Гитары у меня всегда были замызганные, пыльные, поцарапанные, как опустившиеся женщины, ставшие нелюбимыми, и некоторые безумцы гитаристы из тех, что по ночам с испитыми лицами дрочатся над пассажами Пако де Люсии и Ричи Блэкмора, уверяли меня, что гитары все чувствуют и отвечают мне тем же. И я готов в это поверить: прежде чем потеряться, они трескаются, начинают дребезжать и фокусничать — колки то проворачиваются, то застревают намертво. Иногда я кидаю на гитару злобный взгляд, как на орудие моей пытки. Свою первую, шиховскую, я, находясь в состоянии глубокой ипохондрии, со всего маху треснул об дерево.

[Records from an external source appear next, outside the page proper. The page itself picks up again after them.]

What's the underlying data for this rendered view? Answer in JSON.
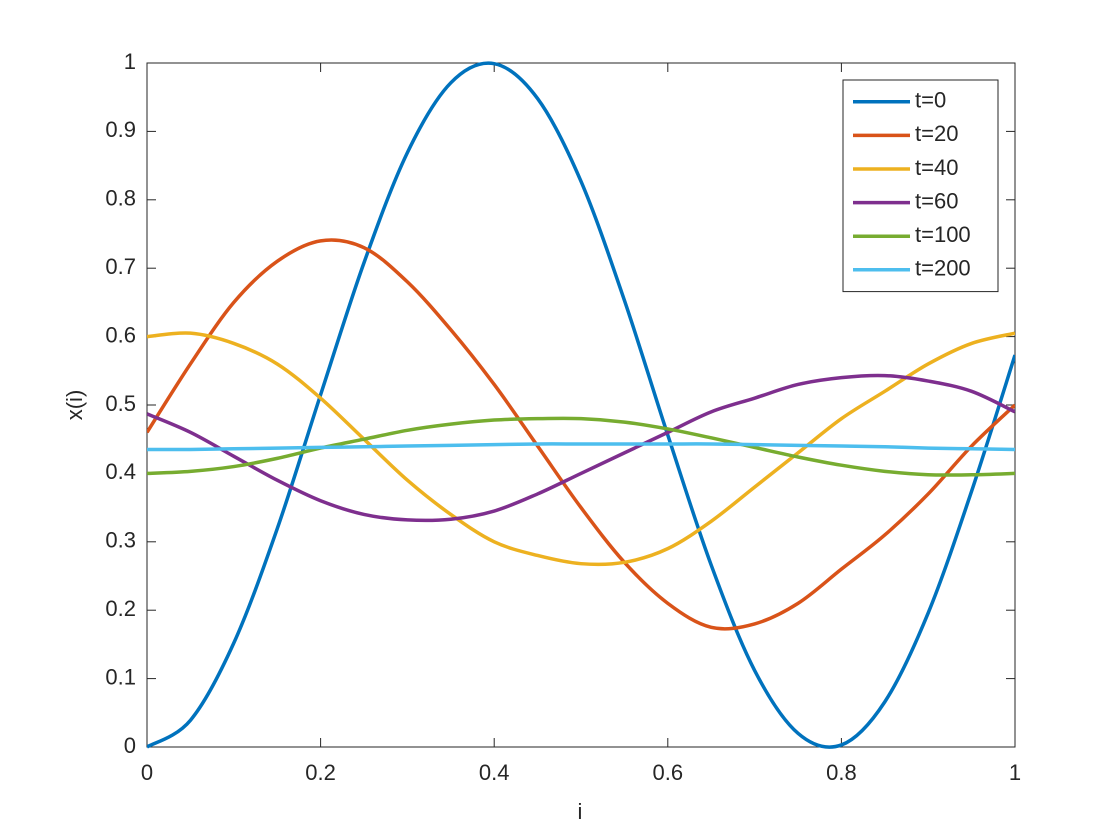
{
  "chart_data": {
    "type": "line",
    "xlabel": "i",
    "ylabel": "x(i)",
    "x": [
      0,
      0.05,
      0.1,
      0.15,
      0.2,
      0.25,
      0.3,
      0.35,
      0.4,
      0.45,
      0.5,
      0.55,
      0.6,
      0.65,
      0.7,
      0.75,
      0.8,
      0.85,
      0.9,
      0.95,
      1
    ],
    "series": [
      {
        "name": "t=0",
        "color": "#0072bd",
        "values": [
          0,
          0.039,
          0.152,
          0.319,
          0.515,
          0.708,
          0.869,
          0.971,
          0.999,
          0.948,
          0.827,
          0.653,
          0.456,
          0.266,
          0.112,
          0.02,
          0.003,
          0.066,
          0.196,
          0.374,
          0.573
        ]
      },
      {
        "name": "t=20",
        "color": "#d95319",
        "values": [
          0.46,
          0.56,
          0.65,
          0.71,
          0.74,
          0.73,
          0.68,
          0.61,
          0.53,
          0.44,
          0.35,
          0.27,
          0.21,
          0.175,
          0.18,
          0.21,
          0.26,
          0.31,
          0.37,
          0.44,
          0.5
        ]
      },
      {
        "name": "t=40",
        "color": "#edb120",
        "values": [
          0.6,
          0.605,
          0.59,
          0.56,
          0.51,
          0.45,
          0.39,
          0.34,
          0.3,
          0.28,
          0.268,
          0.27,
          0.29,
          0.33,
          0.38,
          0.43,
          0.48,
          0.52,
          0.56,
          0.59,
          0.605
        ]
      },
      {
        "name": "t=60",
        "color": "#7e2f8e",
        "values": [
          0.487,
          0.46,
          0.425,
          0.39,
          0.36,
          0.34,
          0.332,
          0.333,
          0.345,
          0.37,
          0.4,
          0.43,
          0.46,
          0.49,
          0.51,
          0.53,
          0.54,
          0.543,
          0.535,
          0.52,
          0.49
        ]
      },
      {
        "name": "t=100",
        "color": "#77ac30",
        "values": [
          0.4,
          0.403,
          0.41,
          0.422,
          0.437,
          0.45,
          0.463,
          0.472,
          0.478,
          0.48,
          0.48,
          0.475,
          0.465,
          0.452,
          0.438,
          0.424,
          0.412,
          0.403,
          0.398,
          0.398,
          0.4
        ]
      },
      {
        "name": "t=200",
        "color": "#4dbeee",
        "values": [
          0.435,
          0.435,
          0.436,
          0.437,
          0.438,
          0.439,
          0.44,
          0.441,
          0.442,
          0.443,
          0.443,
          0.443,
          0.443,
          0.443,
          0.442,
          0.441,
          0.44,
          0.439,
          0.437,
          0.436,
          0.435
        ]
      }
    ],
    "xlim": [
      0,
      1
    ],
    "xticks": [
      0,
      0.2,
      0.4,
      0.6,
      0.8,
      1
    ],
    "ylim": [
      0,
      1
    ],
    "yticks": [
      0,
      0.1,
      0.2,
      0.3,
      0.4,
      0.5,
      0.6,
      0.7,
      0.8,
      0.9,
      1
    ],
    "legend": "top-right",
    "grid": false
  }
}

Полетели щепы, заныли струны — это меня чудесным образом привело в отличное расположение духа. Изуродованные останки я торжественно бросил в каэспэшный костер, ужаснув всех. А недавно я вдруг с испугавшей меня мстительной мечтательностью подумал: «Когда-нибудь, блядь, настанет время, и мне не нужно будет бренчать на этой хуевине».

Мне уже стыдно быть бардом.

Стоять в одном ряду с…

Человек с гитарой! Пожилое дитя совка, воплощение русского регтайма, бита и мятежных шестидесятых, сгнивших на корню от обильной сырости немощных сиротских слез. Деревянные крылья, сложенные за спиной, святость и мудрость в одном футляре, арфа небожителя по рыночной цене. Внутрь каждой гитары нужно приклеивать инструкцию «Как стать русским пророком».

Допустим, § 1. Восхождение к высям авторской песни рекомендуется начинать с исполнения песен т. н. мэтров. Двоеточие, абзац. Для тех, кто поглупее, кто вечно молод, — а) В. Цоя, б) Ю. Шевчука, в) А. Макаревича. Точка с запятой, абзац. Для тех, кто поумнее, кто высоколоб, — а) Б. Окуджавы, б) А. Галича, в) А. Городницкого. Точка с запятой, абзац. Для тех, кто хочет быть угоден уголовно-крестьянско-фабричному триединству народа, — а) В. Высоцкого, б) А. Розенбаума, в) М. Шуфутинского. Точка с запятой, абзац. Психо(нарко)делическая богема жаждет — а) Б.Г., б) А. Вертинского, в) А. О'Шеннона.

Примечание к § 1.

Творчество Ю. Визбора и Ю. Кима особенно актуально для потенциальных каэспэшников (байдарочников, скалолазов, спелеологов и проч.) и приемлемо для самого широкого круга застолий, посиделок и бивуаков — от бандитских до академических включительно, — т. к. песни этих авторов светлы, распевны и явно ни о чем.

Для дуэтов рекомендуется использовать брата (сестру) или жену, как правило, некрасивую, но образованную. Петь полудетскими голосами, подразумевая интеллигентную инфантильность, и слабенько, чтобы вслушивались, а вслушавшись, понимали, как это все непросто, как это хорошо.